I love to cook, but I'm crazy about flowers. If I could do anything else for a living, I would be a floral designer. When I see a great bouquet, I stop in my tracks the way teenage boys rubberneck around a cute girl. Sometimes I have to reach out and physically touch (or bury my face in) an arrangement. And picking flowers off bushes--well, let's just say I've had a very hard time controlling myself since the age of three. Flowers have a certain irresistible-ness that even rivals food for me.

Although this site is about food and entertaining, I think flowers are a really important and fun part of throwing dinner parties. It doesn't matter if it's a bodega bouquet or dahlias from your garden or a dozen red roses. In a subtle way, flowers communicate that you're happy to have your friends over and that it's a special occasion. And on an everyday basis, flowers make your surroundings feel a little happier and more luxurious, even when mail is piled up on the coffee table and you're eating cereal for dinner. The next few posts are going to be about flowers and what a quick, inexpensive, uplifting addition they can be to dinner parties and your day-to-day life.

The most logical starting point is what to buy. It's easy to feel overwhelmed when faced with rows and rows of blooms, all equally gorgeous. Most people gravitate toward a certain color or type of flower they are familiar with. Which is totally fine. Flowers should be pure happiness (unless you have allergies, I suppose) so just go with what calls your name. You don't have to spend a lot of money to get something beautiful.

The farmers market is my favorite place to go flower shopping. Not only is it fun to see a variety of things you don't typically see in flower shops or grocery stores, prices are usually low and bouquets are super-fresh and generously sized. I think this stunning bouquet of dahlias ran me about $8 and lasted about a week. Because the flowers are in season and usually locally-grown, you're saving shipping costs.

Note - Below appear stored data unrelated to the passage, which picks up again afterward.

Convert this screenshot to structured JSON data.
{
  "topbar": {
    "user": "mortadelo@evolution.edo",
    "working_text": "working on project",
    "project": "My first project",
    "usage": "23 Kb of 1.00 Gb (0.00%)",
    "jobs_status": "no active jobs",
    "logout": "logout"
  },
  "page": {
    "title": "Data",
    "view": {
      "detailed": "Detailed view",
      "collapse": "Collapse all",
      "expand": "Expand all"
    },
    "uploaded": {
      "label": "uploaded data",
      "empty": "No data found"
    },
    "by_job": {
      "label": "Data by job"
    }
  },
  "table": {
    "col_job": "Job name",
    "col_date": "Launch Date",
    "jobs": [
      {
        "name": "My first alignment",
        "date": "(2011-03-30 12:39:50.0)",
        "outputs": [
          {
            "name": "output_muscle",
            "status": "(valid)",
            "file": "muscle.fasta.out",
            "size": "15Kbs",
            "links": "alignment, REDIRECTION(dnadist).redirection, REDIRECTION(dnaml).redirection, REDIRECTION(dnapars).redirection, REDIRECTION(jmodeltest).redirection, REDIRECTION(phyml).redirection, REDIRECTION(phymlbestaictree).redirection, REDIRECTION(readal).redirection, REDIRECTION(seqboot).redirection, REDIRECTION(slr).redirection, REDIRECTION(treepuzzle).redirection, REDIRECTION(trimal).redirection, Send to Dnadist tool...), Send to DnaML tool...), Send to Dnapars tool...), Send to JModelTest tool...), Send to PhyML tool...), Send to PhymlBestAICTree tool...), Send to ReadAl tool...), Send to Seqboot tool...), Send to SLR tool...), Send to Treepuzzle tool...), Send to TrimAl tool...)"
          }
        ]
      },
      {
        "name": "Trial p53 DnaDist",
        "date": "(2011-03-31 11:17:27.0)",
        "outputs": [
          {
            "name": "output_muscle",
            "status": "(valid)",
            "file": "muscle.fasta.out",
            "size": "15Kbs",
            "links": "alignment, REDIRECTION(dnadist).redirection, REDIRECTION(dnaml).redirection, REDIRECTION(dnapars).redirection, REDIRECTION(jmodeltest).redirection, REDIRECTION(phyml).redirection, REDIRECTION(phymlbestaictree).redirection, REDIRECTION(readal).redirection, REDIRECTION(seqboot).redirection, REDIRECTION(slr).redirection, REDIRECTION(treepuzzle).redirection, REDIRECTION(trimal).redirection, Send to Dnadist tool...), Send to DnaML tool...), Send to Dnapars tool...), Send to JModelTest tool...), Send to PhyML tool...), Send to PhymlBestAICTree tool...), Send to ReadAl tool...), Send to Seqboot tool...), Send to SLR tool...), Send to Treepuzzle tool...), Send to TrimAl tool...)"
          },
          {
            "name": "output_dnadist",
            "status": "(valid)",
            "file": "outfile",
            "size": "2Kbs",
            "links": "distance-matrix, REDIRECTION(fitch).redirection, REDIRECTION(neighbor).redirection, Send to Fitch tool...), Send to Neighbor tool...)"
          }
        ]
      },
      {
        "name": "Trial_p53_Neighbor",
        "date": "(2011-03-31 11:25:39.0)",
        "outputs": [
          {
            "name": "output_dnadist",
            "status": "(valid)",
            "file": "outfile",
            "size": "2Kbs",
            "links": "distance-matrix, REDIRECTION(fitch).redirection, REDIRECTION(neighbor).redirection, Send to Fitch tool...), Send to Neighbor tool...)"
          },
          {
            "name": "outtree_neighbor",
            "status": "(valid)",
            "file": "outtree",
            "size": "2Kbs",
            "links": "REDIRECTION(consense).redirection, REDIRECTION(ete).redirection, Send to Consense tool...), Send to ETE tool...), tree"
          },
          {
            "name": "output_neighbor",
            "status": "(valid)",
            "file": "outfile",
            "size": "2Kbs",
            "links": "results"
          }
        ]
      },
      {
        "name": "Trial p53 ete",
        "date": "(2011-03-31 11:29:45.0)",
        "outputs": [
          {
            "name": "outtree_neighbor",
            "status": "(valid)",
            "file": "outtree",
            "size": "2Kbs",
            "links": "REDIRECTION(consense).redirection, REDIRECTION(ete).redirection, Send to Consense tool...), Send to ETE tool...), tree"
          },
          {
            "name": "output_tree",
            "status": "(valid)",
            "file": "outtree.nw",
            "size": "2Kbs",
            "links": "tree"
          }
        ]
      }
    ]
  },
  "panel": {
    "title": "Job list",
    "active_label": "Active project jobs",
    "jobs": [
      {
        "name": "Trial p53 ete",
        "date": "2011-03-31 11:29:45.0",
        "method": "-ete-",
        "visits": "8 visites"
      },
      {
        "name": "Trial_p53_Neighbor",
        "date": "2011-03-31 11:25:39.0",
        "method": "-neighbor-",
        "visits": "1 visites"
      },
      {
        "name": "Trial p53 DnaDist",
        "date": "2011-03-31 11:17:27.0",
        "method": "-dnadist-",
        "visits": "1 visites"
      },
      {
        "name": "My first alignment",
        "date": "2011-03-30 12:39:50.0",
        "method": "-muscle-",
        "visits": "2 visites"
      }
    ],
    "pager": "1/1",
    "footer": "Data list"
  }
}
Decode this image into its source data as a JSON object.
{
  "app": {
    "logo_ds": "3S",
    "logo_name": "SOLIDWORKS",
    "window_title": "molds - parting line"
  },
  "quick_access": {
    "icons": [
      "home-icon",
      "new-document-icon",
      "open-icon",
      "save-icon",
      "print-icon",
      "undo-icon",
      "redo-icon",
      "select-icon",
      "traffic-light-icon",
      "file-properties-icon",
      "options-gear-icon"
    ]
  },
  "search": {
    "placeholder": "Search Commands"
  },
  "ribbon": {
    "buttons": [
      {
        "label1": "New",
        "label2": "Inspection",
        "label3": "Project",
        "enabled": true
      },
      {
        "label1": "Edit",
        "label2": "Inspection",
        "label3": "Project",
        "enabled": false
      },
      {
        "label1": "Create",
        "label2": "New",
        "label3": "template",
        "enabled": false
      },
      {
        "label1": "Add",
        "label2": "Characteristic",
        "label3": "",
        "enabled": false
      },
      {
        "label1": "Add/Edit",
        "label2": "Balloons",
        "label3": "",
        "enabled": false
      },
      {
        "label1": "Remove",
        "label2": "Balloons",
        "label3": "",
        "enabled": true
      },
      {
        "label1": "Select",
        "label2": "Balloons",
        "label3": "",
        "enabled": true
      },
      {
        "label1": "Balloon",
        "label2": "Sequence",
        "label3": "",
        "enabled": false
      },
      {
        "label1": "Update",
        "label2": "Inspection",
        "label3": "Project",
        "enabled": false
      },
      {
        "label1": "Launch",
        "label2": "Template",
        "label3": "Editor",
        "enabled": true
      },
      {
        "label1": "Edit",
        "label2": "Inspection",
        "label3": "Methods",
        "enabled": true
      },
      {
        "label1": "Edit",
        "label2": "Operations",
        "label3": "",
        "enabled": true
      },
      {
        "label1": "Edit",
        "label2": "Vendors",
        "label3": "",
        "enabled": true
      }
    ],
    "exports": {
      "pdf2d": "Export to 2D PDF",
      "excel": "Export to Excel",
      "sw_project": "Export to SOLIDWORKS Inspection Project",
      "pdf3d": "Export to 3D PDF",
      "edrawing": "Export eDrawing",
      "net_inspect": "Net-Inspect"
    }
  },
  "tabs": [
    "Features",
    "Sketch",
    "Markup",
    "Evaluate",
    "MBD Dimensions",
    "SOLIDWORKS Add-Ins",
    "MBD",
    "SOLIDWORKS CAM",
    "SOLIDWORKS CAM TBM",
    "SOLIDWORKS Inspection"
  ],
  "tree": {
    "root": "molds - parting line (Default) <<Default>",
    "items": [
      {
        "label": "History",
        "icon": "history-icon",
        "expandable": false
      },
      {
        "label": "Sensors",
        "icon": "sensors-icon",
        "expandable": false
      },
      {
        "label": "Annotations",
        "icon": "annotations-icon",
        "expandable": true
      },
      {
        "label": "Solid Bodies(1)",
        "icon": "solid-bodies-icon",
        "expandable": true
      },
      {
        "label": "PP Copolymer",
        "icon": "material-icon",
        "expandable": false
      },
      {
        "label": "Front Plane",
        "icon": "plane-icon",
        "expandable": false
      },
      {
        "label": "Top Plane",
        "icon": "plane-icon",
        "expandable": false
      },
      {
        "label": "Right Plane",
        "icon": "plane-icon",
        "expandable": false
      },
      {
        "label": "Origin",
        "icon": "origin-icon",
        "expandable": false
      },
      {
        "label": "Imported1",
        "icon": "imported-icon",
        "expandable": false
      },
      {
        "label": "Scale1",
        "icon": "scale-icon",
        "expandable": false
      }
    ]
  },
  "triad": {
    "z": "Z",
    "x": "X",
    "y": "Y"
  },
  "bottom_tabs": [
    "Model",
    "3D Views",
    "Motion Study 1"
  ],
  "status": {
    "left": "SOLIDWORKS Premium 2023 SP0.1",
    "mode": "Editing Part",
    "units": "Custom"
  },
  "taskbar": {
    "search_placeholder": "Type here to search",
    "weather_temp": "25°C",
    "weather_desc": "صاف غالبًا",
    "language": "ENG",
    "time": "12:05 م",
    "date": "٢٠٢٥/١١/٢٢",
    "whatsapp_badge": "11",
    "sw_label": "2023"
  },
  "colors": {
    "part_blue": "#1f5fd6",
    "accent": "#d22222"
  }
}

Most of those cheap long stemmed roses get flown in from places like Ecuador, which adds to the cost and isn't so eco-friendly. Bargains can also be found if you go the market at the end of the day. Many vendors don't want to pack up those leftover, extremely perishable flowers at the end of the day and are willing to bargain.

Don't have a farmers market nearby? Most grocery and corner stores stock plastic-wrapped bouquets that are perfectly fine for arrangements. I'm no flower snob. High-end event and floral designers make amazing things out of baby's breath and carnations all the time. It just depends on how you use them. One reliable, long-lasting flower to look for at the grocery store is the alstroemeria, AKA Peruvian lily (above). They have pretty, butterfly-like blooms, come in almost every color, and last for up to two weeks if you change the water and remove all leaves below the water line--a good tip for any arrangement.

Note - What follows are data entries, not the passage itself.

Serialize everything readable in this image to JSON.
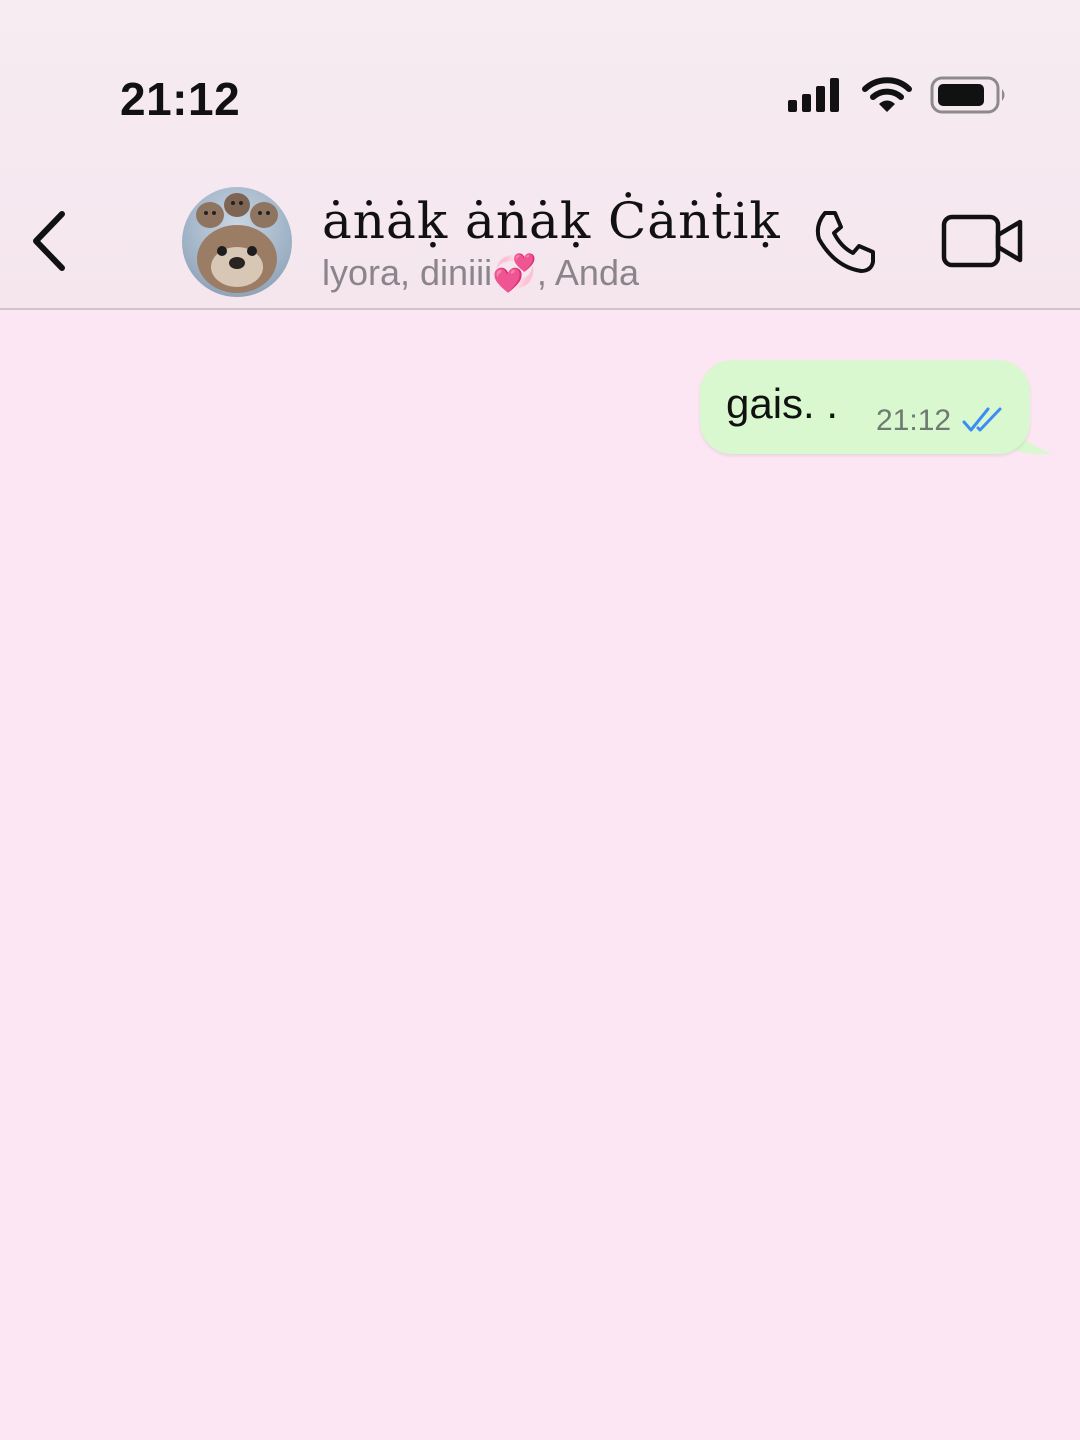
{
  "status_bar": {
    "time": "21:12",
    "icons": [
      "cellular-signal-icon",
      "wifi-icon",
      "battery-icon"
    ]
  },
  "header": {
    "back_icon": "chevron-left-icon",
    "avatar": "group-avatar",
    "title": "ȧṅȧḳ ȧṅȧḳ Ċȧṅṫiḳ",
    "subtitle": "lyora, diniii💞, Anda",
    "call_icon": "phone-icon",
    "video_icon": "video-camera-icon"
  },
  "messages": [
    {
      "direction": "outgoing",
      "text": "gais. .",
      "time": "21:12",
      "status_icon": "double-check-read-icon"
    }
  ],
  "colors": {
    "chat_background": "#fce6f3",
    "header_background": "#f5e6ee",
    "outgoing_bubble": "#d9f8cf",
    "read_tick": "#3b8df5",
    "subtitle_text": "#8a858a"
  }
}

What if you hate flowers? Or don't want to spend $5 on a bouquet? There's hope for you yet. Sometimes when I'm pressed for time or just want to brighten up a corner here or there, I'll snip leaves off my houseplants (or, um, the neighbor's plants) and put them in a small vase filled with water, like the sweet potato vine above. Easy and virtually free.

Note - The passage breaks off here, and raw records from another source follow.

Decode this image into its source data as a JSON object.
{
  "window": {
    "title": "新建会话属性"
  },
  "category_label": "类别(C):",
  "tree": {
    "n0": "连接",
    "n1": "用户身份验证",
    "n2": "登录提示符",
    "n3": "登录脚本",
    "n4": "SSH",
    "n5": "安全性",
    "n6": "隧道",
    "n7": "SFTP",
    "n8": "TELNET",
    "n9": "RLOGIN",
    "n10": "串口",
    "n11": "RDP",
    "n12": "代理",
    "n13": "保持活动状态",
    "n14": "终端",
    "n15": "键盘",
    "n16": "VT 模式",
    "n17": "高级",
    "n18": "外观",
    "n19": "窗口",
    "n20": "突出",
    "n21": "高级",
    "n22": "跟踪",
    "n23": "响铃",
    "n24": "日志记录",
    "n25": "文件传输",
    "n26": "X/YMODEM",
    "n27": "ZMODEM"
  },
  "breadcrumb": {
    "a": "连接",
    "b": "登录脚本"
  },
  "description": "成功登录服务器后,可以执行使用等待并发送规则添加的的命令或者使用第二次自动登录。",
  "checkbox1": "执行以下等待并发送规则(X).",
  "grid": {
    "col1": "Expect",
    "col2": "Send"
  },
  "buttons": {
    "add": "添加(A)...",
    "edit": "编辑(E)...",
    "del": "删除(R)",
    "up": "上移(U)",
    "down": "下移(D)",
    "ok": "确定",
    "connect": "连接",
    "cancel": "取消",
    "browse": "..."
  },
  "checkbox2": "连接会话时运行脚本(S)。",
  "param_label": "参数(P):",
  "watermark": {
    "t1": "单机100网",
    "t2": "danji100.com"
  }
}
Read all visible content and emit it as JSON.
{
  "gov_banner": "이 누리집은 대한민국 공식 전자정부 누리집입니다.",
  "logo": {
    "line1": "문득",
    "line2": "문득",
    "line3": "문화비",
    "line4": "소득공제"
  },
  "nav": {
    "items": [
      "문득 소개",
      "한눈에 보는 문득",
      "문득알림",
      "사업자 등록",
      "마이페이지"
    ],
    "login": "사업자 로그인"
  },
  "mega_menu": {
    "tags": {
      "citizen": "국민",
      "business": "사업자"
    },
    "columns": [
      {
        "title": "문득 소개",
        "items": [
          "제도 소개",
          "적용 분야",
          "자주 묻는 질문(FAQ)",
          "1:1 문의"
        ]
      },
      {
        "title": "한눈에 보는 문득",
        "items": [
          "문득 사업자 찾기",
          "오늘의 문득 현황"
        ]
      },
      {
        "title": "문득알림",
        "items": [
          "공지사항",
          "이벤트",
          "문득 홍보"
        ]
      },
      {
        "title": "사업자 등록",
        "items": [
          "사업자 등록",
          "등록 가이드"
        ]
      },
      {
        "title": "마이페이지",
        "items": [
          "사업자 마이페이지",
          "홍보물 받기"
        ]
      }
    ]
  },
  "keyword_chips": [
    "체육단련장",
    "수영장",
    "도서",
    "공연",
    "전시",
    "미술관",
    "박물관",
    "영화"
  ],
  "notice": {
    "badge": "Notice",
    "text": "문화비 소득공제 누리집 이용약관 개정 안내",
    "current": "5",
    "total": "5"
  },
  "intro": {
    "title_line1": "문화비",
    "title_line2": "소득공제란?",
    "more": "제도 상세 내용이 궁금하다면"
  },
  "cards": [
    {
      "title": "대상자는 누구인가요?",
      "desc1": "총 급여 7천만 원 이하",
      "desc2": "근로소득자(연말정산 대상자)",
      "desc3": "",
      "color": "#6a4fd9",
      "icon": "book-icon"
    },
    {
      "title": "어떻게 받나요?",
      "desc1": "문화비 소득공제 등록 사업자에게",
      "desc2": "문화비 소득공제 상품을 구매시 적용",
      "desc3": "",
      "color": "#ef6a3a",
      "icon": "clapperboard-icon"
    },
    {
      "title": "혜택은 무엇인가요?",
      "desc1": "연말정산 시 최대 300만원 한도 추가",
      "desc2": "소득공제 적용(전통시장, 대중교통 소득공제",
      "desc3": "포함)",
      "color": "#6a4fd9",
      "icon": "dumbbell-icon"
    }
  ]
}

A final suggestion: don't overlook plants or flowers that might seem weird or even ugly. This silvery blue sea holly (doesn't that sound so exotic?) is kind of dangerous looking with its spiky, thistle-like flowers, but I got a big bunch of it at a bodega for under $10. Plus, unusual flowers make good conversation starters. Everyone inevitably wants to know what they are called. When in doubt, just call the flower in question sea holly.